The website takes the most time. I manage the original and, if I do say so myself, perhaps the best site on the World Wide Web dedicated to guitarist Ronnie Wood, the least famous member of the Rolling Stones. My site gets a couple of hundred hits a week. People write me out of the blue with strange little questions about Ronnie. . .what ever happened to his first wife? What guitar does he play on “Street Fighting Man”? What are his kids’ names? What’s his wedding anniversary? And the question I’ve gotten the most: ‘Can you tell me the chords to “Breathe On Me”?’ What surprises me more than anything about this potpourri of questions is that more than half the time I know the answers. People actually believe I’m some kind of Ronnie Wood expert. Just recently I even gave a lecture on Ronnie and the Stones for a music appreciation class at Seattle Pacific University. I’m starting to believe in my expertise myself.
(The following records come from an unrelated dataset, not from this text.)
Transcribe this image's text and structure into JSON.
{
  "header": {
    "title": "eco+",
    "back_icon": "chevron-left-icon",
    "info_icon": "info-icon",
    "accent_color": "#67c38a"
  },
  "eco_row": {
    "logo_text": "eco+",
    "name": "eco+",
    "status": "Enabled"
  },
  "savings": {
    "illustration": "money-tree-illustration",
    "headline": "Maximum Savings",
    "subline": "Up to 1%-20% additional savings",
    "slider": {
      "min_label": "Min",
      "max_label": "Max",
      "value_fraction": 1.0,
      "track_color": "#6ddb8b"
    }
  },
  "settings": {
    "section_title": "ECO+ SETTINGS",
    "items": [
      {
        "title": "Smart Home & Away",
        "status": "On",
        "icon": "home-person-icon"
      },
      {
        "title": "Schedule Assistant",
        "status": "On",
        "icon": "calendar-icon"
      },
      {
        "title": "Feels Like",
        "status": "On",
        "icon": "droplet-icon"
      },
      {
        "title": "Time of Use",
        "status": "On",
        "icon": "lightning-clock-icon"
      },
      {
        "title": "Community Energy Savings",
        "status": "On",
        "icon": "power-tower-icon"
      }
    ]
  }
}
Being an internationally consulted expert on Ronnie Wood is a valid, if eccentric, identity. I’m working up to using it in introductions with the various people I run into in daily life—doctors, stock-brokers, fellow dinner-party guests—the kind of people who are always asking what one does. Usually when faced with the inevitable question “How is it that you live, and what is it you do?” I dissemble. Since I gave up teaching English a few years back, there is no easy answer to this ubiquitous query. Perhaps though, next time I’m asked, I shall smile, wring their hand, clap them on the back, and declare, “I’m the world’s foremost authority on Ronnie Wood!” Perhaps they’ll mistake him for some Dead Figure of Consequence. It would be amusing to see how long these strangers would pretend to know who I’m talking about. Let’s face it: Keith Richards is a household name, but Ronnie Wood isn’t. If I let slip that I have a PhD in literature, people would probably assume he’s some obscure poet. (He is.) After all, in our world, it’s a respected profession to be an expert on an artist. . . Shakespeare, Jane Austen, Monet, Brahms: Universities give out jobs and assign Chairs on this basis. But the subject of such study is usually dead and, with the possible exception of Elvis, never in the genre of rock’n’roll. In this case, of course, my subject is still alive, could care less if anyone is ever expert on him, and could perfectly well answer all these questions by himself if he cared to bother.
Or maybe not.
Last December, for instance, he was rehearsing with a band for a handful of “solo” concerts he gave in Dublin and London (solo meaning with-musicians-other-than-the-Rolling-Stones not all-alone-on-stage.) Ronnie has been performing with bands since the ‘60s and has written songs with all of them and so has quite a body of work to choose from when he goes to perform. In this case, he decided to play a certain song, but, being a guitarist and probably not the most organized guy in the world, he didn’t remember the words to it. One can’t really imagine a rock-star having a nice file full of manila folders neatly arranged alphabetically in a cabinet somewhere. At least not Ronnie Wood anyway. He had to ask the keyboardist who was working with him, a very nice guy named Tramper Price, to go to the Internet and find the words to the song.